Not to interfere with the arguments here...
Circa 1979-1981, I was white kid in my early teens living in Birmingham. Often with a friend from school, sometimes on my own, I'd take a bus to get to the Birmingham rail station and then take the train to downtown Detroit [[I recall the station was maybe 1/3 mile E of the Renaissance Center). We'd walk to the RenCen and wander around inside exploring. In this era, there was a small video arcade we'd hang-out at for a while, then eat lunch at the Olga's Kitchen, followed by either more wandering or seeing a movie at the theaters there, before reversing the route to come back home by around 5PM.

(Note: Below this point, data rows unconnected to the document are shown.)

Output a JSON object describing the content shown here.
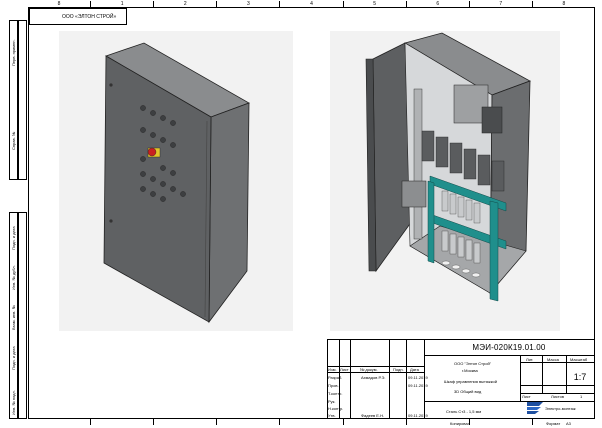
{
  "zones": [
    "8",
    "1",
    "2",
    "3",
    "4",
    "5",
    "6",
    "7",
    "8"
  ],
  "stamp_top": "ООО «ЭЛТОН СТРОЙ»",
  "side_labels": [
    "Перв. примен.",
    "Справ. №",
    "Подп. и дата",
    "Инв. № дубл.",
    "Взам. инв. №",
    "Подп. и дата",
    "Инв. № подл."
  ],
  "title_block": {
    "designation": "МЭИ-020К19.01.00",
    "company": "ООО \"Элтон Строй\"",
    "city": "г.Москва",
    "product": "Шкаф управления вытяжкой",
    "doc_type": "3D Общий вид",
    "material": "Сталь Ст3 - 1,5 мм",
    "scale": "1:7",
    "lit": "Лит.",
    "mass_label": "Масса",
    "scale_label": "Масштаб",
    "sheet_label": "Лист",
    "sheets_label": "Листов",
    "sheets": "1",
    "format_label": "Формат",
    "format_value": "A3",
    "copied": "Копировал",
    "company_short": "Электро-монтаж",
    "rows": [
      "Изм.",
      "Лист",
      "№ докум.",
      "Подп.",
      "Дата"
    ],
    "roles": [
      "Разраб.",
      "Пров.",
      "Т.контр.",
      "Рук.",
      "Н.контр.",
      "Утв."
    ],
    "names": [
      "Ахмадов Р.Э.",
      "",
      "",
      "",
      "",
      "Фадеев Е.Н."
    ],
    "dates": [
      "09.11.2019",
      "09.11.2019",
      "",
      "",
      "",
      "09.11.2019"
    ]
  }
}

45 years later, in retrospect, taking public transportation about 20 miles [[about 5 on a bus, 15 on the train) each-way and going into King Coleman's Detroit as a 12/13 year old boy is amazing, but I know many of you can relate.
As a teenager living in Birmingham, I played with radio receivers, and would listen to the Detroit Police Tactical Service Section Bluebird units that would have an under-cover officer riding around on a SEMTA bus in Detroit, with a marked or unmarked DPD TSS cruiser following-along. If the undercover officer witnessed criminal acts on the bus, he/she would radio to the cruiser, they bus would be stopped, and they'd either arrest the offender or at-least boot him or her from the bus. The Bluebird program was disbanded at some point, I think in the 1990s.
Circa late 1990s, I lived in Riverfront Towers in Downtown Detroit and enjoyed having a monthly pass for the Detroit Monorail, which I could access via the Joe Louis Arena station, just a 3 minute walk from my apartment door, to get to Greektown, the RenCen, Cobo Hall...
I also had a friend who was a D-DOT bus driver -- or I should say a recently retired D-DOT driver, since he was shot by a passenger. He had a lot of fascinating stores to tell, mostly sad or scary, of things that occurred on his bus [[he was a driver for around 10 years) as-well as some disgusting policies D-DOT had regarding incidents on the buses [[basically summed-up as -- keep moving, so the buses stay on schedule).
I'm in Las Vegas now, and while Clark County's public transportation system is funded a lot by various taxes imposed on tourists, it's otherwise the same basic reality that pretty much every other urban area mass transportation system faces -- the perception, usually based on reality -- that it's not safe, therefore anyone & everyone who has reached a status in-life where they can afford alternate transportation will have & use it, and it's mostly the dregs of society that take the bus. Here in Las Vegas, I can listen-in on the Regional Transportation Corp public transportation buses, and other than the 'Deuce' bus which covers the Las Vegas Strip, the negative stereotype is reinforced [[confirmed?) on a daily basis -- buses having to dump off all passengers at the next bus stop & return to the yard because of a "bio" [[various bodily fluids), crazy passengers being disruptive/assaulting others, incoherent passengers, passengers wanting the driver to contact EMS because the passenger has an old wound, etc. This is all in-addition to the expected inconveniences of having to take multiple bus routes to get to your final destination and the time.
God bless the decent, hard-working people that are taking public transportation, especially in areas where parking a car isn't a hassle, but the reality for most of the USA is that if you're in your 20s and not able to own & operate some sort of car [[ability to get a drivers license, pay auto registration & insurance plus gas & upkeep), you it's likely mostly due to your own poor decisions and not surprising that if given the option, much of society would prefer to not be confined near you on a bus.